Users by Song listens

Query:

Give me every user name (first and last) in my music app history who listened to the song 'All Hands Against His Own'

Required fields: firstName, lastName, song, userId

Partition Key: we're filtering by song in this case, so we'll use that as our partition key

Primary Key: It's not necessarily required given our query, but I've chosen to include the userId field so that we can add it to our PK. I've done this for two reasons, the first being that we need a unique PK and (song) or (song, firstName) don't suffice. Another reason would be to give us some sorting by userId, which feels like a logical way to order. If instead we wanted to sort alphabetically we could do (song, firstName, userId).

Why was a NoSQL Database chosen?

Well, the real answer is, to get experience with a NoSQL database. But if think about this as if it were a real production system, we might ask:

When would we want NoSQL over a relational DB?

Perhaps you have LARGE amounts of data. Because a relational database can only be scaled by adding machine memory, its very possible to have a table too large for a single machine. So if you want distributed tables, NoSQL is what you want. Some other potential reasons are: need for high throughput that isn't slowed down by ACID transactions or high availability. In our case Apache Cassandra is an AP tolerant system, so we're optimizing for availability and partition tolerance.

What are the caveats of a NoSQL database like Apache Cassandra?

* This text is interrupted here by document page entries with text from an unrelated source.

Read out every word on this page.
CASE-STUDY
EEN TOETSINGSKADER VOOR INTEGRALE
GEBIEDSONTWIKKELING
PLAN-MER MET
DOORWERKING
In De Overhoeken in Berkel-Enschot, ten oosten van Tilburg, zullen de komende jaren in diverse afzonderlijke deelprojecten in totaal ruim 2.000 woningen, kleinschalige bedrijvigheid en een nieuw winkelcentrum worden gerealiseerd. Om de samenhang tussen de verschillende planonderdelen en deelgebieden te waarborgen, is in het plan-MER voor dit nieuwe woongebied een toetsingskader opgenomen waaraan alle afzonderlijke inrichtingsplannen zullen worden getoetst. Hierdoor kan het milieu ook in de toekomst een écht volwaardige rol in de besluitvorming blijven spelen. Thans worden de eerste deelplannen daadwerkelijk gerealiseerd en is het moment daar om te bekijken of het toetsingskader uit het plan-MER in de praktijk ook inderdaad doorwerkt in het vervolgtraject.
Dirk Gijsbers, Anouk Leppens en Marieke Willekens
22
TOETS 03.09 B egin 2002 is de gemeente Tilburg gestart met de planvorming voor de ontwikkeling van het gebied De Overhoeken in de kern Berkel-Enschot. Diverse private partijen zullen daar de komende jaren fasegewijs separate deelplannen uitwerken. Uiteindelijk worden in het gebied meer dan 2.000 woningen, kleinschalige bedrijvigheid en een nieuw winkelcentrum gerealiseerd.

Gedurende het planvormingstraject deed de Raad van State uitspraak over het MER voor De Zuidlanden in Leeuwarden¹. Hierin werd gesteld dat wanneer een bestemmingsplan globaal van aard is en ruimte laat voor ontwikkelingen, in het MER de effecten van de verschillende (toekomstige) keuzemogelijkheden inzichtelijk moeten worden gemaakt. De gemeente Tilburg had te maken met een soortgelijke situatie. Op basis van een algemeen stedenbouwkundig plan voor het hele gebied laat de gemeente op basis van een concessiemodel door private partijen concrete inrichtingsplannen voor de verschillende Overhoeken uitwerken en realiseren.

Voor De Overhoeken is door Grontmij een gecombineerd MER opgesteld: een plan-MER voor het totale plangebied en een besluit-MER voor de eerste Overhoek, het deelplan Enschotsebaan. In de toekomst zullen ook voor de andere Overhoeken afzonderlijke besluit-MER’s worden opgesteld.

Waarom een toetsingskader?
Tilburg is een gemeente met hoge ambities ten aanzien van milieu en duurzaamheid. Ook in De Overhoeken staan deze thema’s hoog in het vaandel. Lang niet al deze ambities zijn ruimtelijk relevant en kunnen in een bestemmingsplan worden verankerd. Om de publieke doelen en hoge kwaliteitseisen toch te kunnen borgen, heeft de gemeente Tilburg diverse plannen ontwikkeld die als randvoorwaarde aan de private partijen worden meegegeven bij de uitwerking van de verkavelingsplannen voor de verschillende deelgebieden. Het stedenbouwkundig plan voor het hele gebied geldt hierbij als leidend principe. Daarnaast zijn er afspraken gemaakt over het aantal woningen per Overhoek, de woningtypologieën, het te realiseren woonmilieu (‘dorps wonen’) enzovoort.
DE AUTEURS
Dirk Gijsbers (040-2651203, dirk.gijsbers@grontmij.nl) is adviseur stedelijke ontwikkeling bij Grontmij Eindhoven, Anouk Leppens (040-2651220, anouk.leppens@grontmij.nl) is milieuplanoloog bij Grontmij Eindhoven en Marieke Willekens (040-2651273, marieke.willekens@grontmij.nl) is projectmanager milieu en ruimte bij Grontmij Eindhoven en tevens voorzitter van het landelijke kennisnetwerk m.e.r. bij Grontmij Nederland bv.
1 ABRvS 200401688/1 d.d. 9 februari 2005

So first off, based on CAP Theorem, we know that what's being sacrificed by our AP tolerant system is consistency. Which means it's possible that a read from our DB might not give us the most up to date information, instead we settle for eventual consistency. Another thing we must take into account is the lack of JOINs. One of the nice aspects of a relational database is the query flexibility and capability to do aggregations. With Cassandra, we don't have that ability, so instead we must know about the queries our Data Scientists would like before hand so we can model our tables to fit them. And if our queries change, so must our tables.